Bij mijn online marketing activiteiten betrap ik mezelf erop dat ik met regelmaat gebruik maak van geautomatiseerde hulpmiddelen. Ik maak daar handig gebruik van omdat het in ruime mate compenseert waar bijna iedereen gebrek aan heeft, namelijk tijd. En het voorkomt in grote mate dat je veel tijd kwijt bent aan de voor mij persoonlijk minst interessante bezigheid, namelijk uitvoeren van routinematige activiteiten. Automatiseren dus daar waar het kan!
Kennis wordt met deze automatiseringsslagen dus door anderen feitelijk in systemen gestopt, ik noem dit dan ook systeemkennis. We varen eigenlijk in feite blind op het kompas van anderen, zonder nu eigenlijk te weten of het kompas wel goed functioneert of geijkt is. Oftewel meet het instrument of hulpmiddel wel wat je wilt meten? Ik werd mij daar weer van bewust toen ik iets wilde weten en moest opzoeken voor mijn vorige blog. Laat ik dit met een voorbeeld duidelijk maken.
In mijn vorige blog heb ik de vraag gesteld wat nu eigenlijk de gebruikersvriendelijkheid van een website bepaald.

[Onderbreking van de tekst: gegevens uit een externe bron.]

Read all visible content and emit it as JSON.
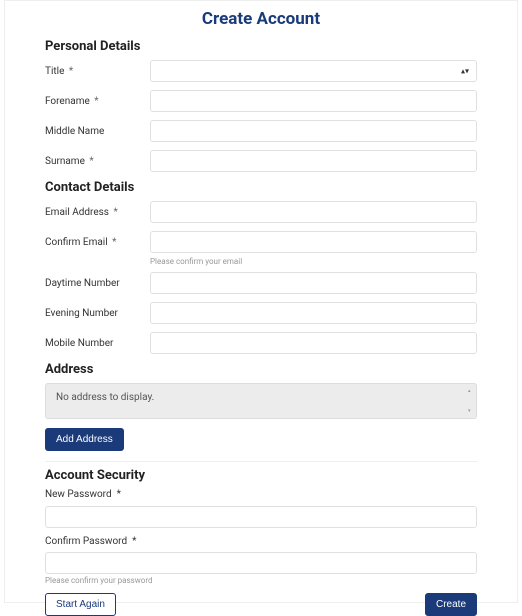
{
  "page": {
    "title": "Create Account"
  },
  "sections": {
    "personal": {
      "heading": "Personal Details",
      "fields": {
        "title": {
          "label": "Title",
          "required_mark": "*"
        },
        "forename": {
          "label": "Forename",
          "required_mark": "*"
        },
        "middle": {
          "label": "Middle Name"
        },
        "surname": {
          "label": "Surname",
          "required_mark": "*"
        }
      }
    },
    "contact": {
      "heading": "Contact Details",
      "fields": {
        "email": {
          "label": "Email Address",
          "required_mark": "*"
        },
        "confirm_email": {
          "label": "Confirm Email",
          "required_mark": "*",
          "help": "Please confirm your email"
        },
        "daytime": {
          "label": "Daytime Number"
        },
        "evening": {
          "label": "Evening Number"
        },
        "mobile": {
          "label": "Mobile Number"
        }
      }
    },
    "address": {
      "heading": "Address",
      "empty_text": "No address to display.",
      "add_button": "Add Address"
    },
    "security": {
      "heading": "Account Security",
      "fields": {
        "new_password": {
          "label": "New Password",
          "required_mark": "*"
        },
        "confirm_password": {
          "label": "Confirm Password",
          "required_mark": "*",
          "help": "Please confirm your password"
        }
      }
    }
  },
  "footer": {
    "start_again": "Start Again",
    "create": "Create"
  }
}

Google heeft daarvoor een handig instrument ontwikkeld, de Pagespeed Insights. Dacht ik aanvankelijk dat dit instrument alleen de laadsnelheid van een website bepaalde, dit blijkt maar gedeeltelijk waar te zijn. De score van de Pagespeed Insights wordt namelijk berekend op basis van 5 dimensies: First Contentful Paint (FCP), Speed Index (SI), Largest Contentful Paint (LCP), Total Blocking Time (TBT) en Cumulative Layout Swift (CLS).
5 Dimensies van Pagespeed Insight
De 5 gemeten dimensies worden echter niet op basis van gelijkwaardigheid meegewogen, maar hebben verschillende wegingsfactoren. Zo telt FCP voor 10% mee in de berekende score, SI voor 10%, LCP voor 25%, TBT voor 30% en CLS voor 25%. FCP meet de tijd vanaf het moment dat de pagina begint te laden tot het moment waarop een deel van de inhoud van de pagina op het scherm wordt weergegeven, SI meet hoe snel de inhoud visueel wordt weergegeven tijdens het laden van de pagina, LCP meet de weergavetijd van de grootste afbeelding of tekstblok die zichtbaar is in de viewport ten opzichte van het moment waarop de pagina voor het eerst werd geladen, TBT meet de totale hoeveelheid tijd tussen FCP en Time to Interactive en CLS meet de grootste reeks lay-outverschuivingsscores voor elke onverwachte lay-outverschuiving die optreedt tijdens de gehele laadtijd van een pagina.
Best handig zo’n instrument als die van Pagespeed Insights, maar zonder kennis van het instrument of jezelf te verdiepen in de verschillende elementen of dimensies zegt zo’n hulpmiddel eigenlijk niet zo veel. Dacht ik aanvankelijk dat de laadsnelheid van een website het meest belangrijke element is in de gebruiksvriendelijkheid, blijkt dit toch niet het geval te zijn. De TBT, de total blocking time blijkt dan toch de uiteindelijke winnaar te zijn van dit instrument. Zorg dus dat je kennis hebt of krijgt van het gebruikte systeem en vaar niet blind op de architecten ervan. Het is maar dat je het realiseert!